During the Civil War, writes historian Christian McWhirter, “songs were cultural tools used by all to convey ideas and influence others” (p. 4). Drawing on innumerable manuscript collections, a variety of contemporary newspapers, published materials, and sheet music, as well as on a host of secondary sources, McWhirter, assistant editor for the Papers of Abraham Lincoln at the National Archives, reveals why songs like “John Brown’s Body” and “Dixie” achieved such lasting fame. He describes how Union and Confederate officials attempted to create suitable anthems, compares civilian and military tunes, shows how African American music grew expectant with the approach of freedom, and traces the collective memory of Civil War tunes. Battle Hymns contains fascinating, humorous, and little-known stories from the period.

By All Accounts: General Stores and Community Life in Texas and Indian Territory.By Linda English. (Norman: University of Oklahoma Press, 2013, v + 268 pages, cloth $29.95.)

By All Accounts explores daily life in both large and small late-nineteenth-century rural agricultural communities and finds numerous racial, gender, class, and ethnic distinctions in day-to-day commercial exchanges. Historian Linda English employs general store ledgers and account books to reveal the “complex web of relationships among merchants and customers involving commodities and prevailing cultural assumptions, local and regional economies, and communities and their inhabitants” (p. 3). English articulately describes general stores as the center of rural economic life and cultural exchange in small communities and illustrates how those store owners became vital lenders of credit that facilitated community growth. This New Western sociocultural study demonstrates that consumption patterns aptly reveal the changing nature of race relations in post–Civil War America. Further, it reveals that general store ledgers are an untapped wealth of historical information beyond the narrowly economic.

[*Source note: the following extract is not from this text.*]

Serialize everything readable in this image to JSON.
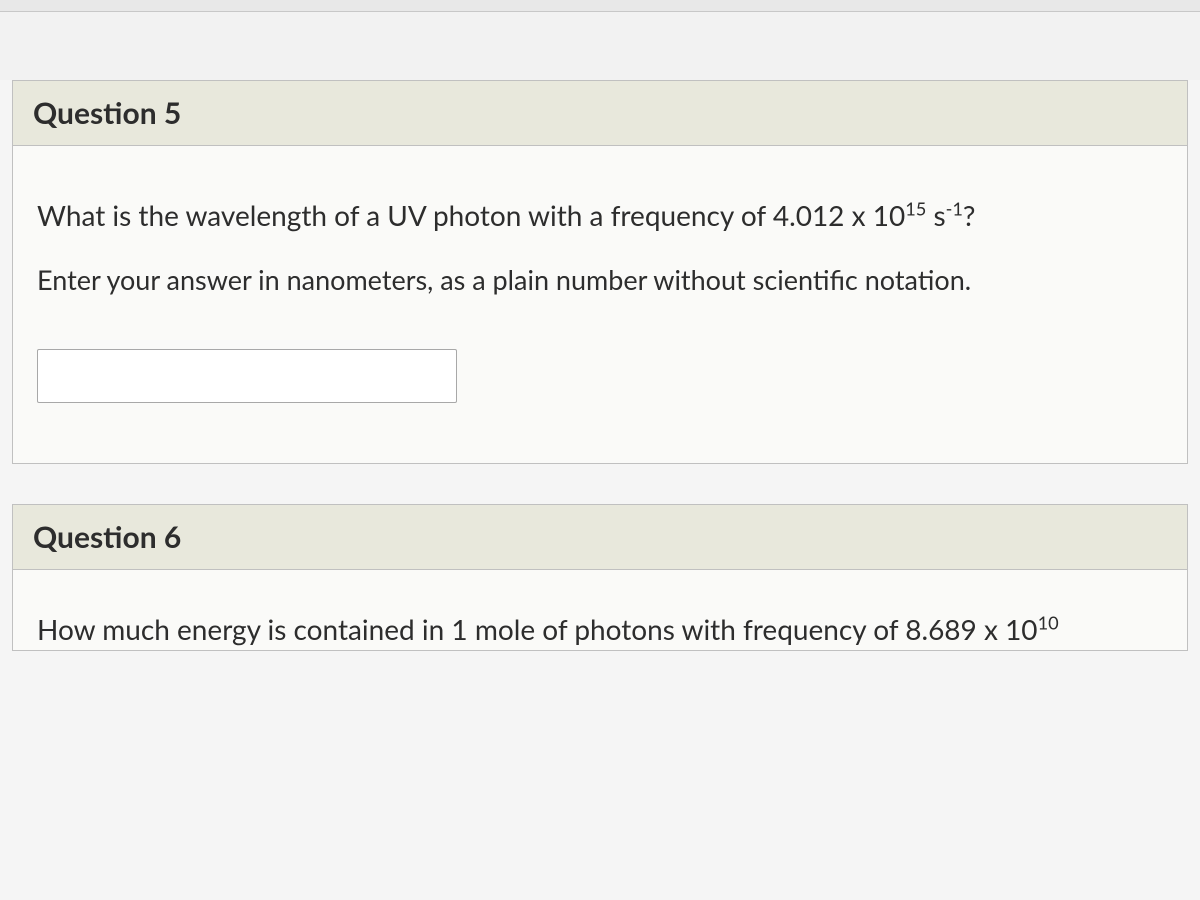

The Santa Fe Trail: Its History, Legends, and Lore.By David Dary. (Lawrence: University Press of Kansas, 2012, xi + 368 pages, cloth $19.95.)

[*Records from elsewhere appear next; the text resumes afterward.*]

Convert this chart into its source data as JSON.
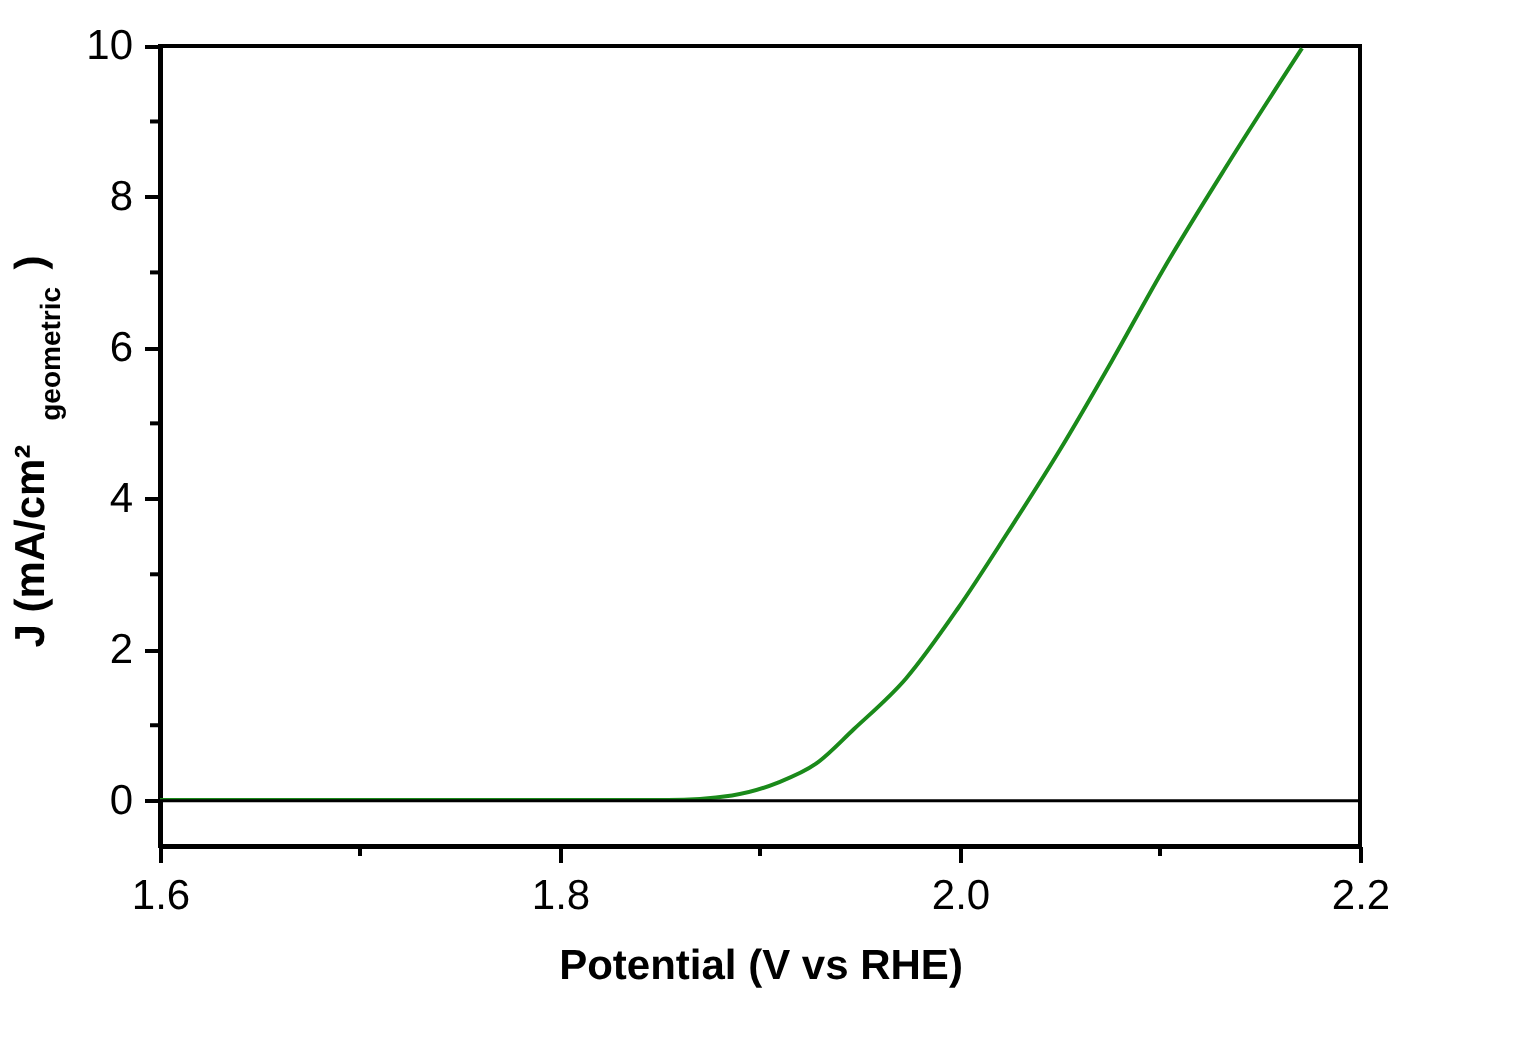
{
  "chart_data": {
    "type": "line",
    "xlabel": "Potential  (V vs RHE)",
    "ylabel": "J (mA/cm²$_{geometric}$)",
    "xlim": [
      1.6,
      2.2
    ],
    "ylim": [
      -0.6,
      10
    ],
    "xticks": [
      {
        "value": 1.6,
        "label": "1.6"
      },
      {
        "value": 1.7,
        "label": null
      },
      {
        "value": 1.8,
        "label": "1.8"
      },
      {
        "value": 1.9,
        "label": null
      },
      {
        "value": 2.0,
        "label": "2.0"
      },
      {
        "value": 2.1,
        "label": null
      },
      {
        "value": 2.2,
        "label": "2.2"
      }
    ],
    "yticks": [
      0,
      {
        "value": 1,
        "label": null
      },
      2,
      {
        "value": 3,
        "label": null
      },
      4,
      {
        "value": 5,
        "label": null
      },
      6,
      {
        "value": 7,
        "label": null
      },
      8,
      {
        "value": 9,
        "label": null
      },
      10
    ],
    "grid": false,
    "marker": "none",
    "line_style": "solid",
    "ref_lines": [
      {
        "axis": "y",
        "value": 0,
        "color": "#000000",
        "line_style": "solid"
      }
    ],
    "series": [
      {
        "color": "#1a8a1a",
        "x": [
          1.6,
          1.7,
          1.748,
          1.854,
          1.886,
          1.909,
          1.928,
          1.947,
          1.973,
          1.999,
          2.024,
          2.05,
          2.076,
          2.101,
          2.134,
          2.171
        ],
        "values": [
          0.01,
          0.01,
          0.01,
          0.01,
          0.07,
          0.24,
          0.49,
          0.95,
          1.62,
          2.55,
          3.56,
          4.65,
          5.83,
          7.01,
          8.44,
          9.97
        ]
      }
    ]
  }
}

First Published in 2000 by Alfred A. Knopf, The Santa Fe Trail: Its History, Legends, and Lore, by noted University of Oklahoma journalism professor David Dary, is now available from the University Press of Kansas. Dary’s work does not solely address commerce and trade on the trail that officially began in 1821; it provides a total history of the development, life, and decline of the trail and covers the renewed cultural interest in the city of Santa Fe in the twentieth century. The narrative begins with the appearance of the Spanish on the North American Continent in the fifteenth and sixteenth centuries and traces how Santa Fe grew intoa vital commercial trading center and destination for French, Indian, and American traders before 1821. Dary tells “the full story” and reveals “the romance, flavor, and color associated with the trail” (p. xii). The book includes many maps and illustrations that highlight the people, places, and events that the annual caravan of traders encountered on the Kansas plains.